第13章 ノルウェー・ドラゴンのノーバート
「ハグリッド、ノルウェー・リッジバック種ってどれくらいの早さで大きくなるの?」
ハーマイオニーがハグリッドに尋ねた。答えようとした途端、ハグリッドの顔から血の気が引いた。そして、弾かれたように立ち上がって、窓際わに駆け寄って行った。
「どうしたの?」
「カーテンの隙間から誰かが見とった----子供だ----学校の方へ走っちょる」
ハリーは、急いで扉に駆け寄って外を見た。遠目でもその姿ま間違えようがなかった。
「…マルフォイだ」
ハリーの呟きに、ミラも血の気が引いた。
マルフォイにドラゴンを見られてしまった----よりにもよって、こんな日に。ミラは暖かいと感じていた指先が、とてつもない速さで冷たくなっていくような気がした。

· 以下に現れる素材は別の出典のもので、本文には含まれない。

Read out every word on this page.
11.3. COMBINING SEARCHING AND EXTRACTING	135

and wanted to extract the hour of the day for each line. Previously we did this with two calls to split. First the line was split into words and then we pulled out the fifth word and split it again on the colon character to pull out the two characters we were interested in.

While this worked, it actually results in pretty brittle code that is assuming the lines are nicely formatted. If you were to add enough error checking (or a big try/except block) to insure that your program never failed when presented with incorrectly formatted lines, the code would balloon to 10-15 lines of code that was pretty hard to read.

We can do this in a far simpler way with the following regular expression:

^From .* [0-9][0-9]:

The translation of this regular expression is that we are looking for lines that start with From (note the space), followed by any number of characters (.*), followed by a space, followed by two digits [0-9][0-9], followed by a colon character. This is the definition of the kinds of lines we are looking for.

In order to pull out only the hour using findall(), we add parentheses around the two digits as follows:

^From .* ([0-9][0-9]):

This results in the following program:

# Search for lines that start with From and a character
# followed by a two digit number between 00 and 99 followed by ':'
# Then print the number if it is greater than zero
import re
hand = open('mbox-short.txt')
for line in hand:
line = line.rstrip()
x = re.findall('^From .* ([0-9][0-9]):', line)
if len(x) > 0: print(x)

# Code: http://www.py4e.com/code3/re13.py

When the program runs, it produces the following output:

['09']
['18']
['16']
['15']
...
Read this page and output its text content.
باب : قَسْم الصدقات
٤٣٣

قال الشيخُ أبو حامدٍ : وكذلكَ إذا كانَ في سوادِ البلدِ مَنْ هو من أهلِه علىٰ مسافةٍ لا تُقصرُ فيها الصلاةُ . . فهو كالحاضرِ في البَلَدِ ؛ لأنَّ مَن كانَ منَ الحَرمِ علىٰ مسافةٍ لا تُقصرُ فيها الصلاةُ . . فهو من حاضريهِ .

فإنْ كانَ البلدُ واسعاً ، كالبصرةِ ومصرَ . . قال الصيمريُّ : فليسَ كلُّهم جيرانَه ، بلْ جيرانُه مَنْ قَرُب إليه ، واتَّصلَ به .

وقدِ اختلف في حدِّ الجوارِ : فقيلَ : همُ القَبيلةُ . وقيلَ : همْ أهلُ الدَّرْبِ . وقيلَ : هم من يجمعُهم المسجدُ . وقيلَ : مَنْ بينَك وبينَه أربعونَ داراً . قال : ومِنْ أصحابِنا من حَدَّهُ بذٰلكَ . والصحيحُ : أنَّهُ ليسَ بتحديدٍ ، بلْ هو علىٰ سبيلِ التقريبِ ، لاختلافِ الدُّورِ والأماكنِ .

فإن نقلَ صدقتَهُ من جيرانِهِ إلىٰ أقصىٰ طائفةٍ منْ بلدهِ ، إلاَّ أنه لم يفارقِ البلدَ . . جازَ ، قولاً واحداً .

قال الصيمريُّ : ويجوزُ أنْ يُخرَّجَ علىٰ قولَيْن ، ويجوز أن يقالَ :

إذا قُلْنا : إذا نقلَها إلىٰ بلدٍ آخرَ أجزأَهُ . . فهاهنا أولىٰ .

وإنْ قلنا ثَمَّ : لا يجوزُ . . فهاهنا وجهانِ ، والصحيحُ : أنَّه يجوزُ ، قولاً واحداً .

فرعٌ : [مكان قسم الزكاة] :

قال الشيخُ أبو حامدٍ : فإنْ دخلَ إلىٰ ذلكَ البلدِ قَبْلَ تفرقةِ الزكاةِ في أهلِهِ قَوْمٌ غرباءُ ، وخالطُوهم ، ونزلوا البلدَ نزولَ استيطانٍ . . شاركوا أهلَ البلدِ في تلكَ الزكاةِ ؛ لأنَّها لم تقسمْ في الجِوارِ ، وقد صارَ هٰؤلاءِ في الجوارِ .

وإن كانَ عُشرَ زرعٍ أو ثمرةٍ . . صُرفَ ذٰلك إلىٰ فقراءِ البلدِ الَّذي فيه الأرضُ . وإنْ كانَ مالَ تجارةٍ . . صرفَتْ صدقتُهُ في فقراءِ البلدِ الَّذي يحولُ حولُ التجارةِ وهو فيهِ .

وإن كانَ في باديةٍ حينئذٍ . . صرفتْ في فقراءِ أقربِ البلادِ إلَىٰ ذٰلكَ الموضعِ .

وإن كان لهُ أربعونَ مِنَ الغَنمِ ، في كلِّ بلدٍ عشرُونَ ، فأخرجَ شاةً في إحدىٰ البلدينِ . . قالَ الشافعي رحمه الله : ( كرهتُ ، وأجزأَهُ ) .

次の週、やたら薄ら笑いを浮かべているドラコに、ハリー、ミラ、ロン、ハーマイオニーは気になって仕方がなかった。
もうドラコとは距離を置いている今、情報を引き出すことはできないし、たとえ喧嘩をしていなくてもドラコは絶対に口は割らないだろうと、ミラは確信していた。
ドラコがドラゴンのことを他の誰かに話す前に、暇さえあればハグリッドの元へ向かい、説得するのだった----が、ミラはあまり乗り気ではなかった。
「ほら、ノーバート、こっちだよ!」
ミラは手を広げてノーバートと呼ばれたドラゴンが、ミラの方へ駆けていく。ドラゴンはたったの一週間で3倍もの大きさになっていた。ミラに戯れるように飛びついたノーバートを、ミラは嬉しそうに腕の中に受け入れた。
「よくできるよ、あんなこと」
ロンはあり得ないと言った顔でミラとノーバートを見た。小屋は鶏の羽や、ブランデーの空き瓶があちらこちらで散らかっていた。ハグリッドはドラゴンの世話で忙しく、ろくに家畜の世話や仕事も碌にしていないのが窺えた。
「ミラもあんなに嬉しそうじゃねぇか」
「でもハグリッド、ノーバートは二週間もしたらこの家ぐらい大きくなるんだよ。マルフォイがいつダンブルドア校長に言いつけるかわからないよ」
ハリーの言葉に、ハグリッドは暗い顔をした。